Draw free-body and kinetic diagrams (Fig. 3) to express that the system of external forces is equivalent to the vector of components m \overline{ a }_t \text { and } m \overline{ a }_n attached at G and the couple \bar{I} \alpha.

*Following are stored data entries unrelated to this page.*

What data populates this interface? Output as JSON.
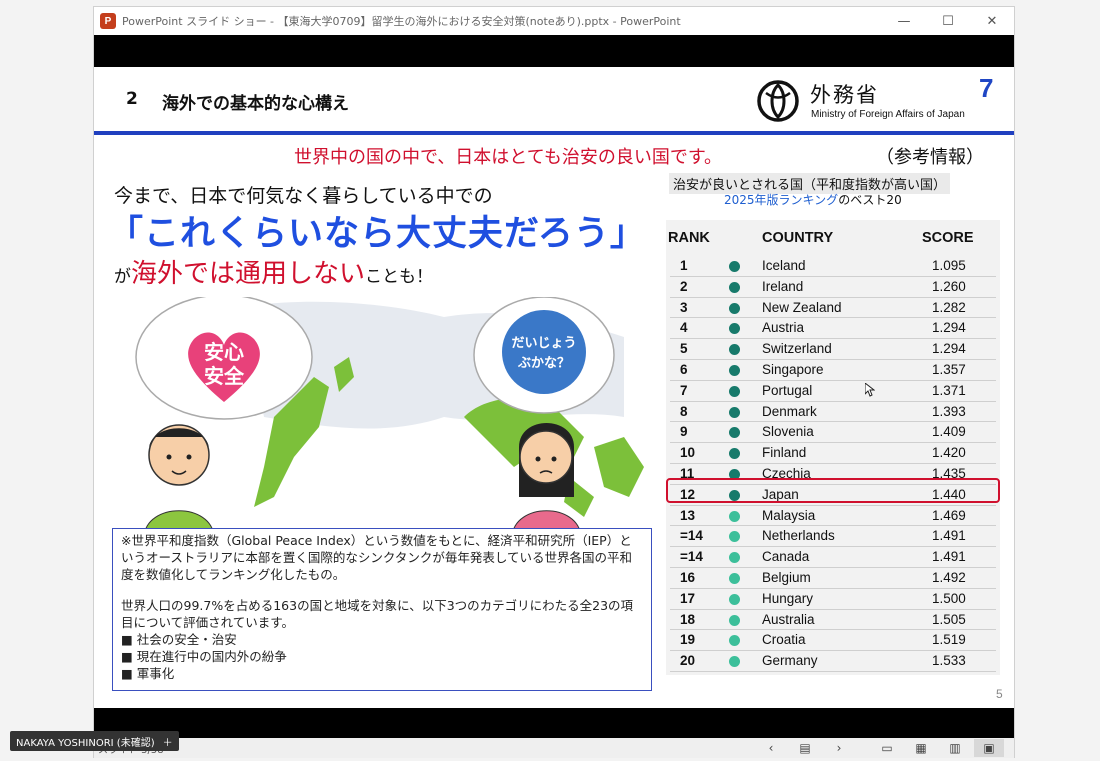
{
  "window": {
    "app_icon": "powerpoint-icon",
    "title": "PowerPoint スライド ショー - 【東海大学0709】留学生の海外における安全対策(noteあり).pptx - PowerPoint",
    "controls": [
      "minimize-icon",
      "maximize-icon",
      "close-icon"
    ]
  },
  "slide": {
    "number": "2",
    "title": "海外での基本的な心構え",
    "ministry_jp": "外務省",
    "ministry_en": "Ministry of Foreign Affairs of Japan",
    "page_number": "7",
    "headline": "世界中の国の中で、日本はとても治安の良い国です。",
    "reference": "（参考情報）",
    "ranking_caption_1": "治安が良いとされる国（平和度指数が高い国）",
    "ranking_caption_2_blue": "2025年版ランキング",
    "ranking_caption_2_rest": "のベスト20",
    "line1": "今まで、日本で何気なく暮らしている中での",
    "line2": "「これくらいなら大丈夫だろう」",
    "line3_prefix": "が",
    "line3_red": "海外では通用しない",
    "line3_suffix": "ことも！",
    "bubble_left": "安心安全",
    "bubble_right": "だいじょうぶかな？",
    "note": {
      "para1": "※世界平和度指数（Global Peace Index）という数値をもとに、経済平和研究所（IEP）というオーストラリアに本部を置く国際的なシンクタンクが毎年発表している世界各国の平和度を数値化してランキング化したもの。",
      "para2": "世界人口の99.7%を占める163の国と地域を対象に、以下3つのカテゴリにわたる全23の項目について評価されています。",
      "bullets": [
        "■ 社会の安全・治安",
        "■ 現在進行中の国内外の紛争",
        "■ 軍事化"
      ]
    },
    "small_page_number": "5",
    "table": {
      "headers": {
        "rank": "RANK",
        "country": "COUNTRY",
        "score": "SCORE"
      },
      "highlight_row": 11,
      "rows": [
        {
          "rank": "1",
          "country": "Iceland",
          "score": "1.095"
        },
        {
          "rank": "2",
          "country": "Ireland",
          "score": "1.260"
        },
        {
          "rank": "3",
          "country": "New Zealand",
          "score": "1.282"
        },
        {
          "rank": "4",
          "country": "Austria",
          "score": "1.294"
        },
        {
          "rank": "5",
          "country": "Switzerland",
          "score": "1.294"
        },
        {
          "rank": "6",
          "country": "Singapore",
          "score": "1.357"
        },
        {
          "rank": "7",
          "country": "Portugal",
          "score": "1.371"
        },
        {
          "rank": "8",
          "country": "Denmark",
          "score": "1.393"
        },
        {
          "rank": "9",
          "country": "Slovenia",
          "score": "1.409"
        },
        {
          "rank": "10",
          "country": "Finland",
          "score": "1.420"
        },
        {
          "rank": "11",
          "country": "Czechia",
          "score": "1.435"
        },
        {
          "rank": "12",
          "country": "Japan",
          "score": "1.440"
        },
        {
          "rank": "13",
          "country": "Malaysia",
          "score": "1.469"
        },
        {
          "rank": "=14",
          "country": "Netherlands",
          "score": "1.491"
        },
        {
          "rank": "=14",
          "country": "Canada",
          "score": "1.491"
        },
        {
          "rank": "16",
          "country": "Belgium",
          "score": "1.492"
        },
        {
          "rank": "17",
          "country": "Hungary",
          "score": "1.500"
        },
        {
          "rank": "18",
          "country": "Australia",
          "score": "1.505"
        },
        {
          "rank": "19",
          "country": "Croatia",
          "score": "1.519"
        },
        {
          "rank": "20",
          "country": "Germany",
          "score": "1.533"
        }
      ],
      "dot_dark": "#177a6b",
      "dot_light": "#3cbf9a"
    }
  },
  "status": {
    "slide_counter": "スライド 5/58",
    "icons": [
      "prev-icon",
      "notes-icon",
      "next-icon",
      "normal-view-icon",
      "slide-sorter-icon",
      "reading-view-icon",
      "slideshow-icon"
    ]
  },
  "participant_label": "NAKAYA YOSHINORI (未確認)",
  "colors": {
    "accent_blue": "#1f3fbf",
    "accent_red": "#d0102e",
    "highlight_blue": "#1f4fe0"
  }
}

+\circlearrowright \Sigma M_0=\bar{I} \alpha+m \bar{a} d_{\perp}: \qquad 0=\bar{I} \alpha+m(\bar{r} \alpha) \bar{r} \qquad \alpha=0

\stackrel{+}{\rightarrow} \Sigma F_x=m \bar{a}_x: \qquad R_x=m(\bar{r} \alpha) \qquad R_x=0

+\uparrow \Sigma F_y=m \bar{a}_y: \qquad \qquad R_y-30~lb =-m \bar{a}_n

R_y-30~lb =-\frac{30~lb }{32.2~ft / s ^2}\left(22.3~ft / s ^2\right)

R_y = +9.22 lb                   R_y = 9.22 lb ↑ ◂

REFLECT and THINK: This problem illustrates how you might need to supplement the conservation of energy with Newton’s second law. What if the spring constant had been smaller, say 180 lb/in.? You would have found V_{ e _1} = 7.5 ft⋅lb and then solved Eq. (1) to obtain \omega_2^2 = − 18.57 . This is clearly impossible and means that the rod would not make it to position 2 as assumed.